A few weeks ago, I discovered a book called The Happiness Project

by Tim Ferriss and Tony Robbins. They are the brainy guys who write the gurus of productivity, making their tips and tricks available for download for people to borrow. They made the concept of “personal happiness” accessible to the masses with this book. I’ve read it three times and it is a phenomenal read for anyone who wants to find their own inner “happiness.” For example, in Chapter 4 of the book, Ferriss writes, “When you’re unhappy you know something is wrong with you and yet you’re determined to avoid change. The longer you keep going in this position, the more likely you are to find yourself in the same dilemma, but instead of being able to face the facts, you’ll fight the inevitable. Your brain, which has been given an ever-increasing challenge, simply goes into denial: It tells you to stay unhappy. But you’re not unhappy; you’re in denial.”

“The good news is, your subconscious is the smartest thing working in the background of your mind and it is constantly challenging you to accept your reality.” — Tim Ferriss

We’re so used to our jobs being our “happiest” times that we get anxious about finding that happy place, even when things in our lives are going well.

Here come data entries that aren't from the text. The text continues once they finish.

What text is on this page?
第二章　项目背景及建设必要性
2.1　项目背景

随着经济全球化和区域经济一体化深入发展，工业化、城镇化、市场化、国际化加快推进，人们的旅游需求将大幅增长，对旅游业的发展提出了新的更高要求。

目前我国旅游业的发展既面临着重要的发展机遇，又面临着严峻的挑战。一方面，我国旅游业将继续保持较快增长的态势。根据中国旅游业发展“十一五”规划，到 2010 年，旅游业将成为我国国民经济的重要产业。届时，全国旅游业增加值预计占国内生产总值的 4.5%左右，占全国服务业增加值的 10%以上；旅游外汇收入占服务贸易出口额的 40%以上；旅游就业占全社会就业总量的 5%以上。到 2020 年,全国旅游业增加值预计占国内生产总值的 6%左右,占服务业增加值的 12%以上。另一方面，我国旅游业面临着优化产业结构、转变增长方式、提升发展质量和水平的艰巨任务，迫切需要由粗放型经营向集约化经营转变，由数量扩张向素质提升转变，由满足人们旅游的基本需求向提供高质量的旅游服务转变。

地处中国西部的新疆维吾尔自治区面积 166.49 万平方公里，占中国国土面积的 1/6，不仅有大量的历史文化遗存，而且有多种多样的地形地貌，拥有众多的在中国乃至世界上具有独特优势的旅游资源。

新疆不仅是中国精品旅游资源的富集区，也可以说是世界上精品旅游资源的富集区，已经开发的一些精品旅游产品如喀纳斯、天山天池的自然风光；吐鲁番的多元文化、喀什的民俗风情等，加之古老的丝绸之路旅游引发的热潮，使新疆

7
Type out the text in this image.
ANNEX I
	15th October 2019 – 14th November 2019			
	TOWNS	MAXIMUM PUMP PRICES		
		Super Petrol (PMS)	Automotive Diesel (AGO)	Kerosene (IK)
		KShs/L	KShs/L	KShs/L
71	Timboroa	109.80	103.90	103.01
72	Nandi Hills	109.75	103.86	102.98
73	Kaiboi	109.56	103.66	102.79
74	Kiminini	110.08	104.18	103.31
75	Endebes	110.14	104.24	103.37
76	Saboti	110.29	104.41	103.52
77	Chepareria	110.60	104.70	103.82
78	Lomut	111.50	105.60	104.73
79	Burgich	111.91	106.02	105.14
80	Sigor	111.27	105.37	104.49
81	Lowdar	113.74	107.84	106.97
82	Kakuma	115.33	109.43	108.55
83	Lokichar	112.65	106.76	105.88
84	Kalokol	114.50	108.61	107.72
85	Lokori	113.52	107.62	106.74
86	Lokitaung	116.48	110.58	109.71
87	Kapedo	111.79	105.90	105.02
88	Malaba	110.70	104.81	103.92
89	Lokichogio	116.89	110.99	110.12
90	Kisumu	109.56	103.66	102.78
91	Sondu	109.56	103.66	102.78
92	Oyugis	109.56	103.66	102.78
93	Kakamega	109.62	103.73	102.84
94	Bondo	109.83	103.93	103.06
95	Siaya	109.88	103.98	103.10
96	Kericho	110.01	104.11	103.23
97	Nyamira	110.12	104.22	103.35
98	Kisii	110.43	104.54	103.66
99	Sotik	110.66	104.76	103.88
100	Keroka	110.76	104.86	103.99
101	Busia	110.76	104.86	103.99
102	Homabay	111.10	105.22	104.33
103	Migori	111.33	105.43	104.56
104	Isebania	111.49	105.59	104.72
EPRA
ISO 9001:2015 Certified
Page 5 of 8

In the book, Tim Ferriss explains the subconscious “happiness” that occurs when we aren’t focused on our jobs as being our greatest source of happiness even in the midst of our worst times of trouble as a human being.

We might not have an exit plan if things go bad during our workday, and it is a part of our subconscious that is always ready to help us move on if necessary.

A few weeks ago I came across a blog post from John Heinis, who is a psychologist at Brown. It was an insightful post called Happiness in your Head: How to Build Mental Toughness, Build Mental Health and Find Joy in Difficult Times. Heinis writes, “If you have problems with unhappiness, whether it’s your work or family life or your relationship with yourself, it could well be your imagination that has gotten out of hand. When your imagination gets out of control, it has a way of generating problems for both yourself and others—sometimes in ways you don’t even want.”

Heineris goes on to explain that some of the most common causes of unhappiness in the workplace are these:

Unstable finances : We spend too much money on food we don’t actually need.

: We spend too much money on food we don’t actually need. Distractions : We’re addicted to our phones and emails and other devices that are keeping us up at night, distracting us from work.

: We’re addicted to our phones and emails and other devices that are keeping us up at night, distracting us from work. Loneliness : We spend too much time alone during the day or have too many negative people in our lives.

: We spend too much time alone during the day or have too many negative people in our lives.